You can give your upstream service the /jwt-signer/jwks/kong URL for it to verify Kong Gateway-issued tokens. The response is a standard JWKS endpoint response.

The kong suffix in the URI is a default value. You can change it with config.access_token_issuer or config.channel_token_issuer.

You can also make a loopback to this endpoint by routing the Kong Gateway proxy to this URL. Then, you can use an authentication plugin to protect access to this endpoint, if needed.

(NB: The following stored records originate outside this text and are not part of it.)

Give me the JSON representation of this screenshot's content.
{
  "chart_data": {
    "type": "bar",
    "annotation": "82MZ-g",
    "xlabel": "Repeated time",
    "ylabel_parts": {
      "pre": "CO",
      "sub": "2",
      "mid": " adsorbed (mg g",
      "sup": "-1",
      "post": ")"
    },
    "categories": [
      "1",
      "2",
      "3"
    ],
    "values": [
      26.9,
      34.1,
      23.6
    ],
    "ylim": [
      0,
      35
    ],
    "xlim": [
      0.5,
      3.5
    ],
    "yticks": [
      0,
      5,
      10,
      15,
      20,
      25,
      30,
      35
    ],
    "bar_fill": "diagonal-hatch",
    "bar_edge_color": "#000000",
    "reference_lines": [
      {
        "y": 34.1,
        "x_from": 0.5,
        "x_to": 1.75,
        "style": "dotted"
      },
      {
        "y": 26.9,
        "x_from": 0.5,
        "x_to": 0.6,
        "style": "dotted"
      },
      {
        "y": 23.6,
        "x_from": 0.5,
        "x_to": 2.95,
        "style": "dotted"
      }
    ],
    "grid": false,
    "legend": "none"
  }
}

The JWT Signer plugin automatically reloads or regenerates missing JWKS if it can’t find cached ones. The plugin also tries to reload JWKS if it can’t verify the signature of the original access token or channel token, such as when the original issuer has rotated its keys and signed with the new one that is not found in Kong Gateway cache.

Rotate signing token Keys

Sometimes you might want to rotate the Keys Kong Gateway uses for signing tokens specified in config.access_token_keyset and config.channel_token_keyset, or reload tokens specified in config.access_token_jwks_uri and config.channel_token_jwks_uri.

Kong Gateway stores and uses at most two set of Keys: current and previous. If you want Kong Gateway to forget the previous Keys, you need to rotate Keys twice, as it effectively replaces both current and previous Key Sets with newly generated tokens or reloaded tokens if the Keys were loaded from an external URI.